Did you have a favorite character that you worked on, as a fan of when you were younger, that made you think, Wow, I can finally mark the journey of this character?
Yes, but that was actually the problem. It was Elrond. Of all the themes I’ve written, Elrond is the one I’ve struggled the most with. And really, I have to shout out [showrunners] JD Payne and Patrick McKay for walking me through the character and story as it exists now. Because, from the Peter Jackson books and movies, I have this image of Elrond as a wise authority figure. And yet the Elrond we meet power rings is younger. I had to forget about this character I loved in the books for a moment and really focus on who he is when we meet him now. I wrote this theme which is very melancholic and innocent and starry, but it also has this trick in it. So in a way, my love of books sometimes caused me to take a wrong turn at first because I want to tell a story that evolves into that. But it was really fun to take on these musical challenges.

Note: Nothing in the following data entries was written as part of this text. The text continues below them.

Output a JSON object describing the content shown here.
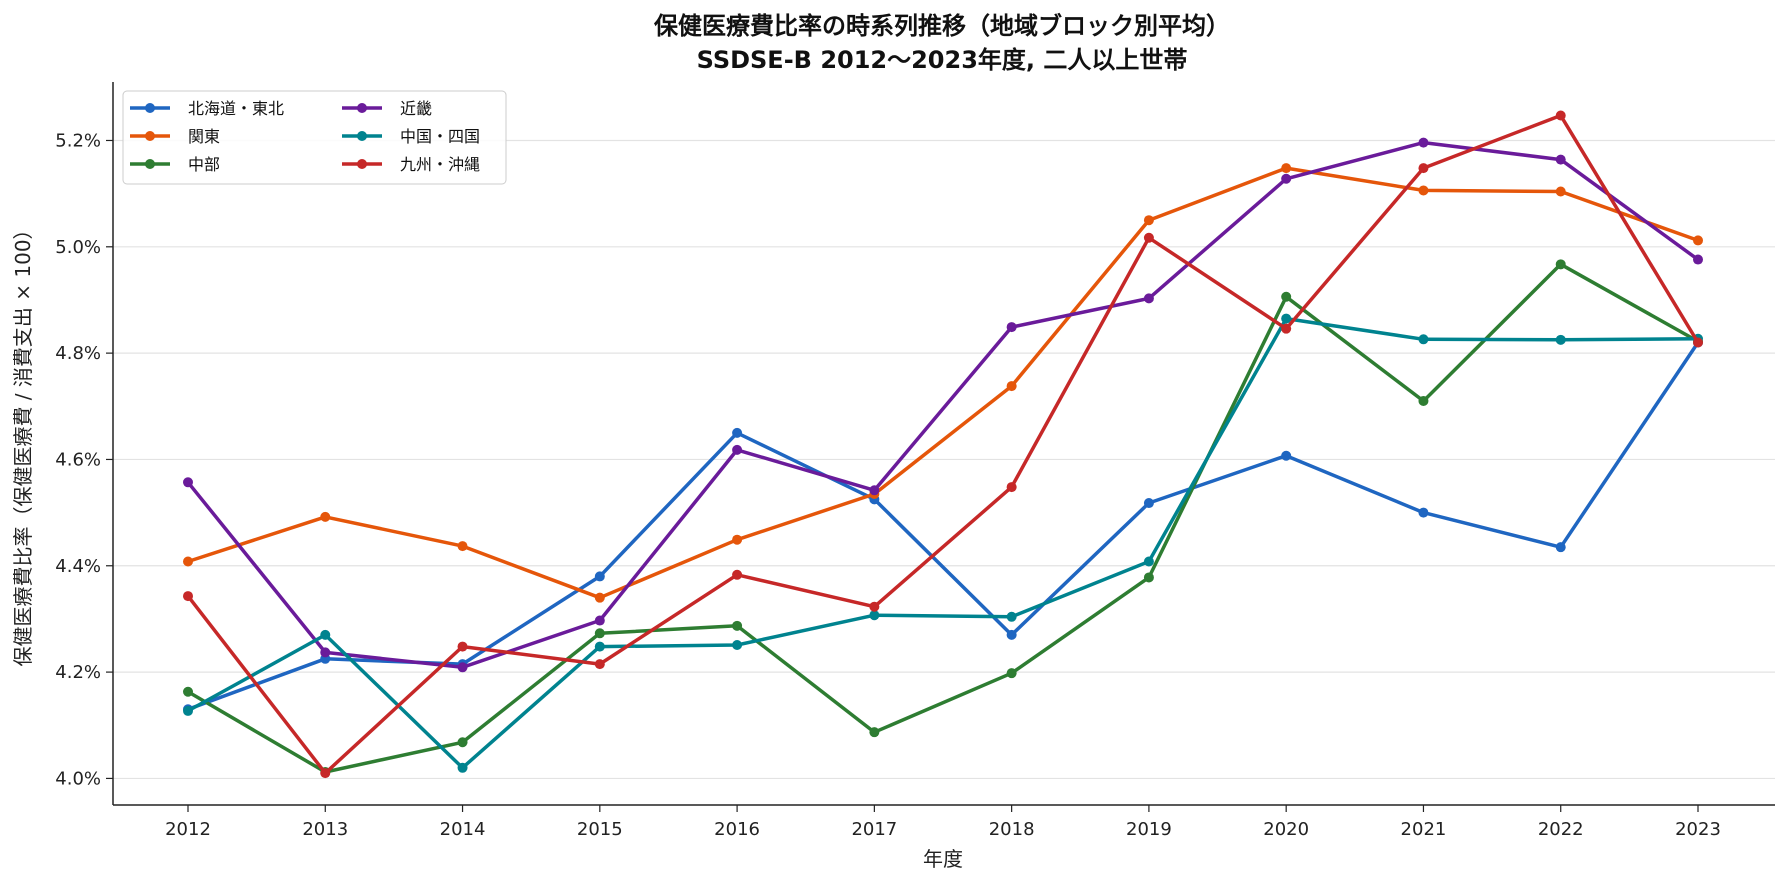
{
  "chart_data": {
    "type": "line",
    "title": "保健医療費比率の時系列推移（地域ブロック別平均）",
    "subtitle": "SSDSE-B 2012〜2023年度, 二人以上世帯",
    "xlabel": "年度",
    "ylabel": "保健医療費比率（保健医療費 / 消費支出 × 100）",
    "x": [
      "2012",
      "2013",
      "2014",
      "2015",
      "2016",
      "2017",
      "2018",
      "2019",
      "2020",
      "2021",
      "2022",
      "2023"
    ],
    "ylim": [
      3.95,
      5.31
    ],
    "yticks": [
      4.0,
      4.2,
      4.4,
      4.6,
      4.8,
      5.0,
      5.2
    ],
    "ytick_labels": [
      "4.0%",
      "4.2%",
      "4.4%",
      "4.6%",
      "4.8%",
      "5.0%",
      "5.2%"
    ],
    "grid": "horizontal",
    "legend_position": "top-left",
    "series": [
      {
        "name": "北海道・東北",
        "color": "#1f66c1",
        "values": [
          4.13,
          4.225,
          4.215,
          4.38,
          4.65,
          4.525,
          4.27,
          4.518,
          4.607,
          4.5,
          4.435,
          4.82
        ]
      },
      {
        "name": "関東",
        "color": "#e5560a",
        "values": [
          4.408,
          4.492,
          4.437,
          4.34,
          4.449,
          4.535,
          4.738,
          5.05,
          5.148,
          5.106,
          5.104,
          5.012
        ]
      },
      {
        "name": "中部",
        "color": "#2e7d32",
        "values": [
          4.163,
          4.012,
          4.068,
          4.273,
          4.287,
          4.087,
          4.198,
          4.378,
          4.906,
          4.71,
          4.967,
          4.822
        ]
      },
      {
        "name": "近畿",
        "color": "#6a1b9a",
        "values": [
          4.557,
          4.237,
          4.209,
          4.297,
          4.618,
          4.542,
          4.849,
          4.903,
          5.128,
          5.196,
          5.164,
          4.976
        ]
      },
      {
        "name": "中国・四国",
        "color": "#00838f",
        "values": [
          4.127,
          4.27,
          4.02,
          4.248,
          4.251,
          4.307,
          4.304,
          4.408,
          4.865,
          4.826,
          4.825,
          4.827
        ]
      },
      {
        "name": "九州・沖縄",
        "color": "#c62828",
        "values": [
          4.343,
          4.01,
          4.248,
          4.215,
          4.383,
          4.323,
          4.548,
          5.017,
          4.846,
          5.148,
          5.247,
          4.82
        ]
      }
    ]
  }
}
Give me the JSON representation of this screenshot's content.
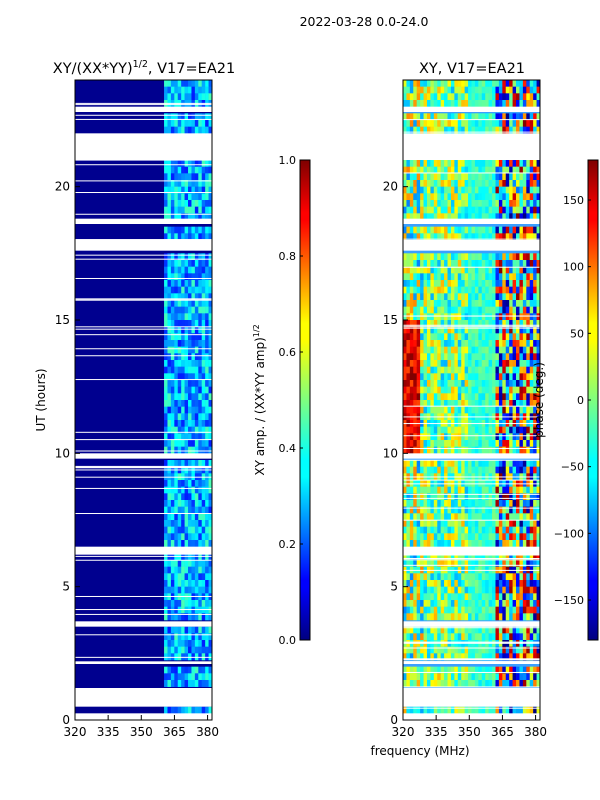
{
  "figure_title": "2022-03-28 0.0-24.0",
  "xlabel_shared": "frequency (MHz)",
  "chart_data": [
    {
      "type": "heatmap",
      "title": "XY/(XX*YY)^1/2, V17=EA21",
      "title_main": "XY/(XX*YY)",
      "title_exp": "1/2",
      "title_tail": ", V17=EA21",
      "ylabel": "UT (hours)",
      "xlim": [
        320,
        382
      ],
      "ylim": [
        0,
        24
      ],
      "xticks": [
        320,
        335,
        350,
        365,
        380
      ],
      "yticks": [
        0,
        5,
        10,
        15,
        20
      ],
      "colorbar": {
        "label_main": "XY amp. / (XX*YY amp)",
        "label_exp": "1/2",
        "range": [
          0.0,
          1.0
        ],
        "ticks": [
          "0.0",
          "0.2",
          "0.4",
          "0.6",
          "0.8",
          "1.0"
        ],
        "tick_values": [
          0.0,
          0.2,
          0.4,
          0.6,
          0.8,
          1.0
        ]
      },
      "gaps_hours": [
        [
          0.0,
          0.25
        ],
        [
          0.5,
          1.2
        ],
        [
          2.1,
          2.2
        ],
        [
          3.5,
          3.7
        ],
        [
          6.2,
          6.5
        ],
        [
          9.8,
          10.0
        ],
        [
          17.6,
          18.0
        ],
        [
          18.6,
          18.8
        ],
        [
          21.0,
          22.0
        ],
        [
          22.8,
          23.0
        ]
      ],
      "bright_band_mhz": [
        361,
        382
      ]
    },
    {
      "type": "heatmap",
      "title": "XY, V17=EA21",
      "xlabel": "frequency (MHz)",
      "xlim": [
        320,
        382
      ],
      "ylim": [
        0,
        24
      ],
      "xticks": [
        320,
        335,
        350,
        365,
        380
      ],
      "yticks": [
        0,
        5,
        10,
        15,
        20
      ],
      "colorbar": {
        "label": "phase (deg.)",
        "range": [
          -180,
          180
        ],
        "ticks": [
          "−150",
          "−100",
          "−50",
          "0",
          "50",
          "100",
          "150"
        ],
        "tick_values": [
          -150,
          -100,
          -50,
          0,
          50,
          100,
          150
        ]
      },
      "gaps_hours": [
        [
          0.0,
          0.25
        ],
        [
          0.5,
          1.2
        ],
        [
          2.1,
          2.2
        ],
        [
          3.5,
          3.7
        ],
        [
          6.2,
          6.5
        ],
        [
          9.8,
          10.0
        ],
        [
          17.6,
          18.0
        ],
        [
          18.6,
          18.8
        ],
        [
          21.0,
          22.0
        ],
        [
          22.8,
          23.0
        ]
      ]
    }
  ],
  "colors": {
    "jet_dark_blue": "#00008f",
    "gap": "#ffffff",
    "axis": "#000000"
  }
}
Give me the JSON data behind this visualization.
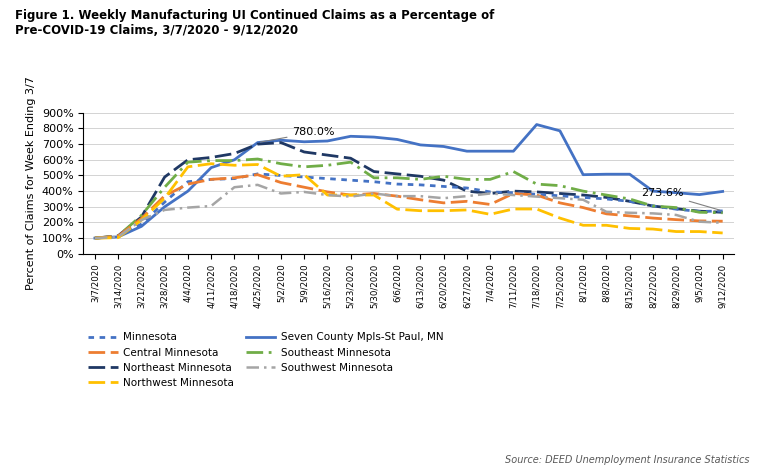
{
  "title": "Figure 1. Weekly Manufacturing UI Continued Claims as a Percentage of\nPre-COVID-19 Claims, 3/7/2020 - 9/12/2020",
  "ylabel": "Percent of Claims for Week Ending 3/7",
  "source": "Source: DEED Unemployment Insurance Statistics",
  "dates": [
    "3/7/2020",
    "3/14/2020",
    "3/21/2020",
    "3/28/2020",
    "4/4/2020",
    "4/11/2020",
    "4/18/2020",
    "4/25/2020",
    "5/2/2020",
    "5/9/2020",
    "5/16/2020",
    "5/23/2020",
    "5/30/2020",
    "6/6/2020",
    "6/13/2020",
    "6/20/2020",
    "6/27/2020",
    "7/4/2020",
    "7/11/2020",
    "7/18/2020",
    "7/25/2020",
    "8/1/2020",
    "8/8/2020",
    "8/15/2020",
    "8/22/2020",
    "8/29/2020",
    "9/5/2020",
    "9/12/2020"
  ],
  "Minnesota": [
    100,
    112,
    190,
    330,
    460,
    475,
    480,
    510,
    500,
    490,
    480,
    470,
    460,
    445,
    440,
    430,
    420,
    395,
    390,
    380,
    370,
    360,
    350,
    335,
    305,
    285,
    270,
    273.6
  ],
  "Northeast Minnesota": [
    100,
    115,
    235,
    490,
    600,
    615,
    640,
    700,
    710,
    650,
    630,
    610,
    525,
    510,
    495,
    470,
    400,
    385,
    400,
    395,
    385,
    375,
    360,
    335,
    305,
    288,
    272,
    265
  ],
  "Seven County": [
    100,
    108,
    175,
    300,
    400,
    550,
    600,
    710,
    725,
    715,
    720,
    750,
    745,
    730,
    695,
    685,
    655,
    655,
    655,
    825,
    785,
    505,
    508,
    508,
    400,
    390,
    378,
    398
  ],
  "Southwest Minnesota": [
    100,
    108,
    215,
    280,
    295,
    305,
    425,
    440,
    385,
    395,
    375,
    365,
    385,
    368,
    368,
    355,
    368,
    385,
    375,
    365,
    355,
    345,
    268,
    262,
    258,
    248,
    205,
    198
  ],
  "Central Minnesota": [
    100,
    113,
    225,
    370,
    445,
    475,
    485,
    505,
    455,
    425,
    395,
    375,
    385,
    368,
    345,
    325,
    335,
    315,
    385,
    375,
    325,
    295,
    255,
    242,
    228,
    218,
    210,
    208
  ],
  "Northwest Minnesota": [
    100,
    103,
    215,
    355,
    555,
    575,
    565,
    570,
    495,
    505,
    375,
    375,
    375,
    285,
    275,
    275,
    280,
    252,
    286,
    286,
    228,
    182,
    182,
    162,
    158,
    142,
    142,
    133
  ],
  "Southeast Minnesota": [
    100,
    113,
    245,
    425,
    585,
    595,
    595,
    605,
    575,
    555,
    565,
    585,
    485,
    485,
    475,
    495,
    475,
    475,
    525,
    445,
    435,
    400,
    375,
    350,
    305,
    295,
    265,
    262
  ],
  "ylim": [
    0,
    900
  ],
  "yticks": [
    0,
    100,
    200,
    300,
    400,
    500,
    600,
    700,
    800,
    900
  ]
}
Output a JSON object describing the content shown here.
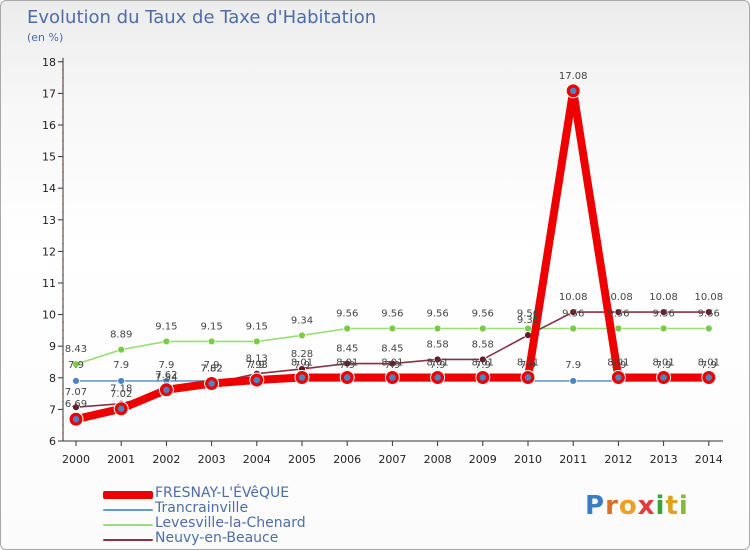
{
  "chart_data": {
    "type": "line",
    "title": "Evolution du Taux de Taxe d'Habitation",
    "subtitle": "(en %)",
    "xlabel": "",
    "ylabel": "(en %)",
    "ylim": [
      6,
      18
    ],
    "yticks": [
      "6",
      "7",
      "8",
      "9",
      "10",
      "11",
      "12",
      "13",
      "14",
      "15",
      "16",
      "17",
      "18"
    ],
    "categories": [
      "2000",
      "2001",
      "2002",
      "2003",
      "2004",
      "2005",
      "2006",
      "2007",
      "2008",
      "2009",
      "2010",
      "2011",
      "2012",
      "2013",
      "2014"
    ],
    "series": [
      {
        "name": "Levesville-la-Chenard",
        "color": "#99dd77",
        "marker": "#77cc44",
        "values": [
          8.43,
          8.89,
          9.15,
          9.15,
          9.15,
          9.34,
          9.56,
          9.56,
          9.56,
          9.56,
          9.56,
          9.56,
          9.56,
          9.56,
          9.56
        ],
        "labels": [
          "8.43",
          "8.89",
          "9.15",
          "9.15",
          "9.15",
          "9.34",
          "9.56",
          "9.56",
          "9.56",
          "9.56",
          "9.56",
          "9.56",
          "9.56",
          "9.56",
          "9.56"
        ]
      },
      {
        "name": "Trancrainville",
        "color": "#6699cc",
        "marker": "#4b86c4",
        "values": [
          7.9,
          7.9,
          7.9,
          7.9,
          7.9,
          7.9,
          7.9,
          7.9,
          7.9,
          7.9,
          7.9,
          7.9,
          7.9,
          7.9,
          7.9
        ],
        "labels": [
          "7.9",
          "7.9",
          "7.9",
          "7.9",
          "7.9",
          "7.9",
          "7.9",
          "7.9",
          "7.9",
          "7.9",
          "7.9",
          "7.9",
          "7.9",
          "7.9",
          "7.9"
        ]
      },
      {
        "name": "Neuvy-en-Beauce",
        "color": "#883344",
        "marker": "#661a26",
        "values": [
          7.07,
          7.18,
          7.54,
          7.82,
          8.13,
          8.28,
          8.45,
          8.45,
          8.58,
          8.58,
          9.35,
          10.08,
          10.08,
          10.08,
          10.08
        ],
        "labels": [
          "7.07",
          "7.18",
          "7.54",
          "7.82",
          "8.13",
          "8.28",
          "8.45",
          "8.45",
          "8.58",
          "8.58",
          "9.35",
          "10.08",
          "10.08",
          "10.08",
          "10.08"
        ]
      },
      {
        "name": "FRESNAY-L'ÉVêQUE",
        "color": "#ee0000",
        "marker": "#ee0000",
        "values": [
          6.69,
          7.02,
          7.62,
          7.82,
          7.93,
          8.01,
          8.01,
          8.01,
          8.01,
          8.01,
          8.01,
          17.08,
          8.01,
          8.01,
          8.01
        ],
        "labels": [
          "6.69",
          "7.02",
          "7.62",
          "7.82",
          "7.93",
          "8.01",
          "8.01",
          "8.01",
          "8.01",
          "8.01",
          "8.01",
          "17.08",
          "8.01",
          "8.01",
          "8.01"
        ]
      }
    ],
    "grid": false,
    "legend_position": "bottom-left"
  },
  "legend": [
    {
      "label": "FRESNAY-L'ÉVêQUE",
      "color": "#ee0000"
    },
    {
      "label": "Trancrainville",
      "color": "#6699cc"
    },
    {
      "label": "Levesville-la-Chenard",
      "color": "#99dd77"
    },
    {
      "label": "Neuvy-en-Beauce",
      "color": "#883344"
    }
  ],
  "brand": {
    "letters": [
      {
        "ch": "P",
        "color": "#3a7fc4"
      },
      {
        "ch": "r",
        "color": "#e06b2c"
      },
      {
        "ch": "o",
        "color": "#f0a020"
      },
      {
        "ch": "x",
        "color": "#e03c3c"
      },
      {
        "ch": "i",
        "color": "#3aa63a"
      },
      {
        "ch": "t",
        "color": "#e0a020"
      },
      {
        "ch": "i",
        "color": "#8ab83c"
      }
    ]
  }
}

Also, I imagine you must have developed a lot of these themes before seeing any footage from the show. What was it like when it finally got together?
BM: Yes, I generated a list of themes after reading the script and talking extensively with the showrunners. And I also got to watch the first two episodes in raw form. But that meant I wasn’t able to see Numenor or see the orcs well yet. I had to write the themes for the whole season, but the story was so vivid in my imagination that it wasn’t a problem. I’ve thought about it all my life. I formed a picture in my mind of what I wanted these themes to look like, and really, when I was writing these themes, the only concern was whether the visuals would measure up. I wrote my Numenor theme, and I was really proud of it. It captured everything I wanted Numenor to feel. It was like Camelot. When I finally saw the pictures, it just blew my mind. For me, the reveal of Numenor in episode three was one of the most magnificent sequences I’ve had the opportunity to score in my career.
You were able to go into the studio and direct the final episode after about two and a half years away due to the pandemic. What was it like to be back in person and experience your music live?
It was an incredible experience, and one of my fondest memories to mark this first season of power rings. Doing weekly television, I would lead, without exaggeration, 50 live sessions per year for several years in a row. Then everything stopped. I Directed Marvel’s Finale Agents of SHIELD. not knowing that it would take me two and a half years before taking over the direction of an ensemble. I was writing music every day for nine months in order to get all the rings of power written music…and that feeling of being in front of these musicians and feeling the air hit my body – the resonance through the floor and the podium – I almost cried. And actually, after the first take, I kind of crumbled. It was very emotional, and it was really good to be back on the podium and making music in real time, doing what I’ve always loved to do.
Josh Rosenberg is an entertainment writer living in Brooklyn, keeping a steady diet of one movie a day; his work can be found on Spin, Insider, Vibe and on his personal blog at Roseandblog.com.
This content is imported from OpenWeb. You may be able to find the same content in another format, or you may be able to find more information, on their website.